There are a lot of areas of improvement that would benefit this race. Most of the hotels were pretty rough with the exception of one or two, and the hotel on the last night might be one of nastiest places I've ever stayed. We don't need anything fancy but I would think with 20+ rooms on a block rate at each stop we could find better accommodations.

RC needs to get in sync. Questions regarding scoring, redress, and other things seemed to all be answered off the cuff, and no one seemed to know who the right person was to answer. We got beached for 3 hours during a big lightning storm and have video of lightning hitting so close that Jacob felt the shock go up his arm (the same strike that sent the Dutch running and consequently their boat sailing off). Out of curiosity we asked about redress and two days later found out that RC took Tavernier's time (who was towed in with a broken mast), added two hours onto it, and then used that as our time.

Two days later another F18 beached for an hour because a storm brought some big winds. For them RC subtracted the time they said they were beached for from their elapsed time. Redress is a difficult subject in these types of races and I think an electrical storm is different than a windy storm, but either way, if you're going to give it then you should at least have some consistency instead of making stuff up as you go.
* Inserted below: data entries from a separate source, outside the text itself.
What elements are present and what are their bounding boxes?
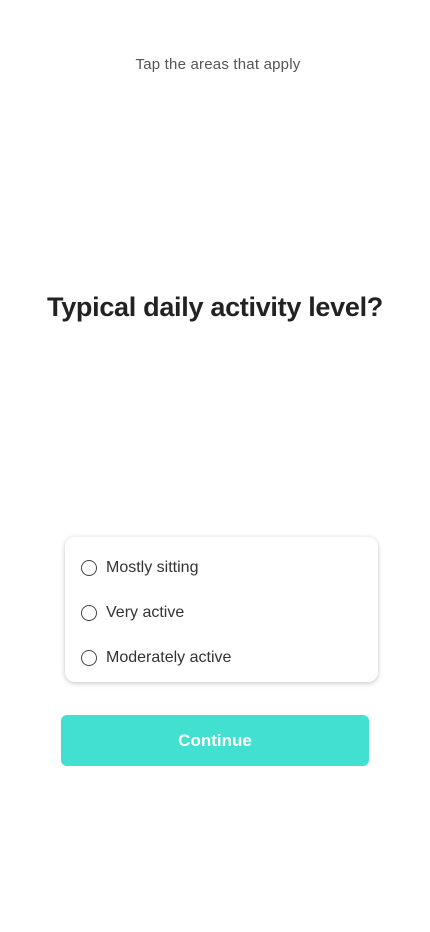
radio-button[interactable]: [81, 649, 97, 666]
activity-level-screen: Tap the areas that apply Typical daily a…: [0, 0, 430, 932]
option-very-active[interactable]: Very active: [65, 590, 378, 635]
option-label: Mostly sitting: [106, 558, 199, 576]
radio-button[interactable]: [81, 604, 97, 621]
option-label: Very active: [106, 603, 185, 621]
question-title: Typical daily activity level?: [47, 292, 383, 322]
option-mostly-sitting[interactable]: Mostly sitting: [65, 545, 378, 590]
radio-button[interactable]: [81, 559, 97, 576]
option-label: Moderately active: [106, 648, 232, 666]
option-moderately-active[interactable]: Moderately active: [65, 635, 378, 680]
options-card: Mostly sitting Very active Moderately ac…: [65, 537, 378, 682]
instruction-text: Tap the areas that apply: [135, 56, 301, 73]
continue-button[interactable]: Continue: [61, 715, 369, 766]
I also have a new-found interest for increased safety after this race. I'm not sure what the right solution is, but anything that is better than what we had would be great thing. We had three straight days where we sailed directly into some very nasty weather. Lightning, hail, 30-35knt winds with cloud rotation (we thought a tornado was forming on top of us). It wasn't just a one-off, rouge weather incident--it was three days in a row and there were more moments than I'm comfortable with where I thought we seriously might be in trouble. It made me wonder what happens if the next storm is even bigger. I would just like to see some way where RC can notify sailors to get to shore if they see a massive storm cell coming that is about to wipe everyone out. I remember coming into the beach Friday just after genuine survival mode and hail whipping me across the face for thirty minutes and Chuck jokingly saying "hehaheha just trying keep things interesting for ya!" The Florida 300 race nearly lost Chuck in that moment. The Dutch team also said that after some of the stuff that went down guys from the Netherlands would have been ready to kick Chuck's butt.

We're ready to go for next year, but after the car ride home there was a unanimous agreement that the race needs to focus on overall quality.


Last edited by BLR_0719; 05/25/16 08:13 PM.